Researchers have introduced LiME (Lightweight Mixture of Experts), a parameter-efficient method for adapting large AI models to dozens of tasks at once — achieving competitive accuracy with up to 4x fewer trainable parameters and 29% faster training than current approaches, according to the authors.

Multi-task learning — training a single model to handle many different tasks simultaneously — has become a central challenge as AI systems are deployed across diverse applications. Current approaches combine Mixture of Experts (MoE) with parameter-efficient fine-tuning (PEFT), a technique that adapts large pre-trained models by adding small, trainable modules rather than retraining every parameter. The problem: existing MoE-PEFT methods require a separate adapter module for each expert, so the number of trainable parameters grows linearly as you add more experts, quickly making these systems expensive to train.

How LiME Replaces Adapter Replication

LiME's core insight is that you don't need a separate adapter per expert to achieve specialisation. Instead, the method uses a single shared PEFT module and applies lightweight "expert vectors" to modulate its output — think of it as adjusting the knobs on one shared piece of equipment rather than building a separate machine for each task. This design keeps the parameter count low while still allowing each expert to behave differently.

Because the approach doesn't depend on any specific adapter architecture, it generalises to virtually any PEFT method, including LoRA and others, rather than being locked to one design.

The method achieves expert specialisation through lightweight modulation rather than adapter replication, reducing expert parameters while generalising to any PEFT method.

The authors also introduce what they call zero-parameter routing — a mechanism for deciding which expert handles which input without adding any learned router parameters per layer. Standard MoE systems require these routers, which add parameters and complexity. LiME instead leverages representations already present in the frozen and adapted parts of the model to make routing decisions, contributing to its overall efficiency.

New Routing Mechanisms: N-gram Windows and Auto Top-K

Beyond the core architecture, LiME adds two routing innovations. The first is n-gram windowed routing, which considers a short window of context when making routing decisions rather than looking at tokens in isolation — relevant for tasks involving sequential data like text or video. The second is Auto Top-K, an adaptive expert selection mechanism that adjusts how many experts are activated based on the model's own confidence in its routing decisions, rather than using a fixed number.

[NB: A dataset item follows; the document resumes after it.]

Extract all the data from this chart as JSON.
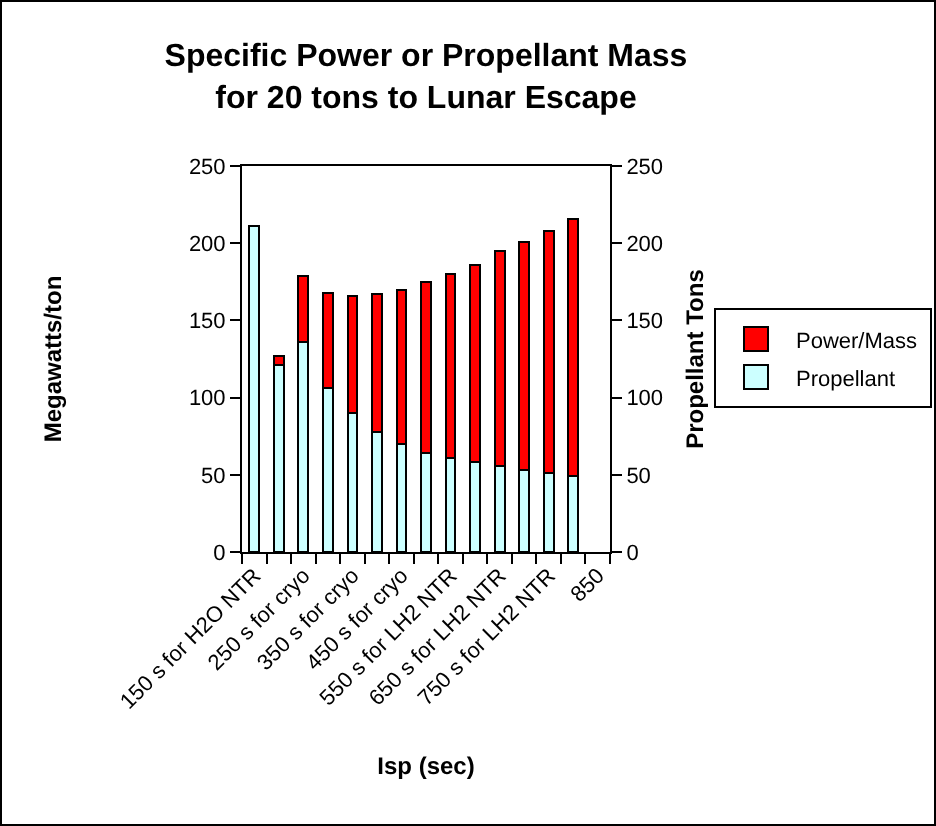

The authors also provide theoretical backing for their design. They prove two properties: first, that using more experts preserves more task-relevant information; second, that LiME's modulation approach can approximate the performance of full expert-specific PEFT modules with a bounded error — meaning the gap in capability has a mathematical ceiling, not an open-ended unknown.

Tested Across 47 Tasks Spanning Text, Image, and Video

The benchmark used for evaluation is MMT-47, a multimodal multi-task benchmark covering 47 tasks across text, image, and video modalities. Evaluating across this range is important because real-world deployments increasingly require models to handle different types of data, not just one.

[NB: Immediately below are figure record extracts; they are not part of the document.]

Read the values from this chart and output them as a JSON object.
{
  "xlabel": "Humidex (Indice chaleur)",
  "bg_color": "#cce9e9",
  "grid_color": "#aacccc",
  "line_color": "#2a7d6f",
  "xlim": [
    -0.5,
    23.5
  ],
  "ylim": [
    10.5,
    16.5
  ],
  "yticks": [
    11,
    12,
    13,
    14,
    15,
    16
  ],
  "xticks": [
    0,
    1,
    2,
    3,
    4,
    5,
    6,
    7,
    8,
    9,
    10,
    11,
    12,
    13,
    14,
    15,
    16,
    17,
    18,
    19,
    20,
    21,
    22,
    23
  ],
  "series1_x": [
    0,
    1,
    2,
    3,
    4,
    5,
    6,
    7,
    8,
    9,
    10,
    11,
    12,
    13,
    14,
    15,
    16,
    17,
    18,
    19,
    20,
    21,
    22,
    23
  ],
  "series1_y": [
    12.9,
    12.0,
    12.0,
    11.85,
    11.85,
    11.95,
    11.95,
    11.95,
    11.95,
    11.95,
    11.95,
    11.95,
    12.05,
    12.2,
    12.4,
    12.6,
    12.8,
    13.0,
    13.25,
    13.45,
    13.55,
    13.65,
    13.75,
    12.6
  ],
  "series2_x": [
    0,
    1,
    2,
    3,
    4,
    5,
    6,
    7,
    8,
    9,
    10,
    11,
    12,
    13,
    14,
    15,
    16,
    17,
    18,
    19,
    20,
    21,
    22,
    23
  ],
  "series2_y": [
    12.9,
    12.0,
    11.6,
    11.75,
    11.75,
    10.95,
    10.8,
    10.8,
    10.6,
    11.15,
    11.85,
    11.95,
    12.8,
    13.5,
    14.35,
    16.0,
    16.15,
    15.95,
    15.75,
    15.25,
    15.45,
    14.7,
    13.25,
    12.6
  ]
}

Across these tasks, LiME matched or outperformed existing MoE-PEFT baselines. These benchmarks are self-reported by the research team and have not yet undergone independent peer review, as the paper was posted directly to ArXiv. The efficiency gains are concrete: up to 4x reduction in trainable parameters and up to 29% faster training compared to the baselines the authors selected for comparison.

The reduction in parameters matters for practical deployment. Fine-tuning large models is computationally expensive, and methods that reduce this cost without sacrificing performance open up multi-task adaptation to organisations and researchers with more limited infrastructure. Faster training also shortens iteration cycles, making it easier to experiment and improve models.

Broader Implications for Efficient Multi-Task AI

LiME sits within a broader research trend of making large model adaptation more tractable. PEFT methods like LoRA have already dramatically reduced the cost of fine-tuning; combining them with MoE to handle multiple tasks has been an active area, but the linear parameter scaling of existing approaches has been a recognised bottleneck. LiME's approach — shared modules plus lightweight modulation — offers a practical path around that bottleneck without sacrificing architectural flexibility.

The zero-parameter routing mechanism is particularly notable. Router parameters are a persistent overhead in MoE systems, and eliminating them per layer without a drop in performance, if the results hold up under independent scrutiny, would represent a meaningful simplification of the architecture.

Next steps for this line of research will involve independent replication on different model families and benchmarks, as well as testing whether LiME's performance advantages hold as model scale increases.

What This Means

For teams looking to deploy large models across multiple task types without prohibitive compute costs, LiME offers a credible, architecturally flexible alternative to current MoE fine-tuning methods — though independent validation beyond the authors' own benchmarks will test its claims.